The wings of a computer engineer
The wings of a computer engineer

Personal blog for Timothy D Meadows II

ʍɐɔ ʍɐɔ ʍɐɔ

Share


Twitter


A view through the security looking glass

Timothy D Meadows IITimothy D Meadows II

I've had an interesting view of the security industry. Being a software engineer for over 20+ years in both the application and web space. I have had the pleasure of both hacking and being hacked on many occasion. I would absolutely agree with many industry professionals that security is nothing more than a cat and mouse game. I will add that in order to understand it correctly, you need to have been both the cat and the mouse.

When attack patterns, automated tools, and growing surface areas create a battlefield of shifting sands. A hot, unforgiving battlefield where every grain of that sand is someone's life, work, history, secrets, and finances. Mistakes and budgets have a tenancy to overshadow difficulties faced when attempting to protect the desert of users set on considering the ease of their life and not the protection of it.

I feel I was lucky enough to have been born in a time when I could experience "hacking" or malicious use of the code. Grow from what seemed to be near infancy in the dial up an era to the military grade power house it has become today. From my view in the late 80s and early 90s hacking was despite the lack of personal protection available. A much safer time to be online. It was not that you could not be hacked then, actually quite the contrary. Most protection if you did have any was purely reactive and could only protect you after a virus was found and tagged.
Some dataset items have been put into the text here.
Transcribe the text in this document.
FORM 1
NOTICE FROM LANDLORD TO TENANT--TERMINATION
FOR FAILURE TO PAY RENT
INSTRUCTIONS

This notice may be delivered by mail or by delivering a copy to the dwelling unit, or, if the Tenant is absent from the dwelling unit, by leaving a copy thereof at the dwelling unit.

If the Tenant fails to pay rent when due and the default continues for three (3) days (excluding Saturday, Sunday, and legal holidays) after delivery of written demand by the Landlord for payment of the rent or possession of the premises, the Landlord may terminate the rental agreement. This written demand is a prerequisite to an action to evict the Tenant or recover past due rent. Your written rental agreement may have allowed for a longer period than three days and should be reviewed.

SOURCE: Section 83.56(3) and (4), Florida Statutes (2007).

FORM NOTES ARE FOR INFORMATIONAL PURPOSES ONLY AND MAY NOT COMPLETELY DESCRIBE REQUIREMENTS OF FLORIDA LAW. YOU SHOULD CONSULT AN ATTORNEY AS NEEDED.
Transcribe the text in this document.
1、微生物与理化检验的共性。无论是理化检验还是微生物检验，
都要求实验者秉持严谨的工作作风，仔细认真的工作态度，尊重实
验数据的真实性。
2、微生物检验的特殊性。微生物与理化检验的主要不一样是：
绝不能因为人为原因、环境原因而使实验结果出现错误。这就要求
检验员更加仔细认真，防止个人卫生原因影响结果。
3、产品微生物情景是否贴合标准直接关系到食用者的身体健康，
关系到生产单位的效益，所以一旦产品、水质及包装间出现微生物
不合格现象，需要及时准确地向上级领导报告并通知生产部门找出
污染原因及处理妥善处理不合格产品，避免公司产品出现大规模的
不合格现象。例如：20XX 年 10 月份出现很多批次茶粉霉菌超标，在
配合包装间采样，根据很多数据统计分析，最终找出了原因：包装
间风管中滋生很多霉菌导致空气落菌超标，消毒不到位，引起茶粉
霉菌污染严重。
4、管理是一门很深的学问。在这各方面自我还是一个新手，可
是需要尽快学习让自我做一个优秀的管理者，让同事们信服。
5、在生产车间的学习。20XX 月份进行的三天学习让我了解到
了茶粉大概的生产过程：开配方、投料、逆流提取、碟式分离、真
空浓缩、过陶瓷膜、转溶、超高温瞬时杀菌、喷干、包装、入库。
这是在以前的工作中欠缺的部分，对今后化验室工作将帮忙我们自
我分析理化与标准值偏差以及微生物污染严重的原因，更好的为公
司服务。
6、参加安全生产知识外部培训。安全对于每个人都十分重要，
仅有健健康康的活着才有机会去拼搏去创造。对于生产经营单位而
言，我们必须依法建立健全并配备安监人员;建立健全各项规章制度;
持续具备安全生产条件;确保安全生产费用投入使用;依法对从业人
In my personal opinion, the internet didn't start to turn into a battle field until nation states started weaponizing tools to treat it as such. Nation states created the need to escalate what was already there. They created the market places that flourished unchecked for exploits, zero days, viruses, worms and their eventual evolutionary forms. I do not believe many hackers or teams of hackers put up the amount of money that we often see put up in such market places. I personally believe it is largely propagated by actors of nation states seeking the next weapons grade tool just as we see today with military arms markets.

To quote Brad Smith - President and Chief Legal Officer of Microsoft. "This attack provides yet another example of why the stockpiling of vulnerabilities by governments is such a problem. This is an emerging pattern in 2017. We have seen vulnerabilities stored by the CIA show up on WikiLeaks, and now this vulnerability stolen from the NSA has affected customers around the world. Repeatedly, exploits in the hands of governments have leaked into the public domain and caused widespread damage. An equivalent scenario with conventional weapons would be the U.S. military having some of its Tomahawk missiles stolen. And this most recent attack represents a completely unintended but disconcerting link between the two most serious forms of cybersecurity threats in the world today – nation-state action and organized criminal action."

(Source: https://blogs.microsoft.com/on-the-issues/2017/05/14/need-urgent-collective-action-keep-people-safe-online-lessons-last-weeks-cyberattack/)

The actions of our government and WikiLeaks may be a small peep through the looking glass into what has been going on. It's a possible look at what our future holds online. It may also be a look at how the battle field of that future has been evolving potentially without direct loss of human life, but rather a loss of assets, secrets and possibly power. It also might help to paint a clear picture of the corner internet based businesses are backed into when threatened by various nations of the world seeking information they feel they require.

I feel the challenge for the future will be getting upper management, or owners of corporations and especially small businesses today understand that as they expand their infrastructure, their holdings, and their technological reach into areas such as mobile services, web services, storage services, communication services and the overall internet of things as we know it today. That they may be creating the next battle fields that the nation states of the world will be fighting in, and on the company's dime.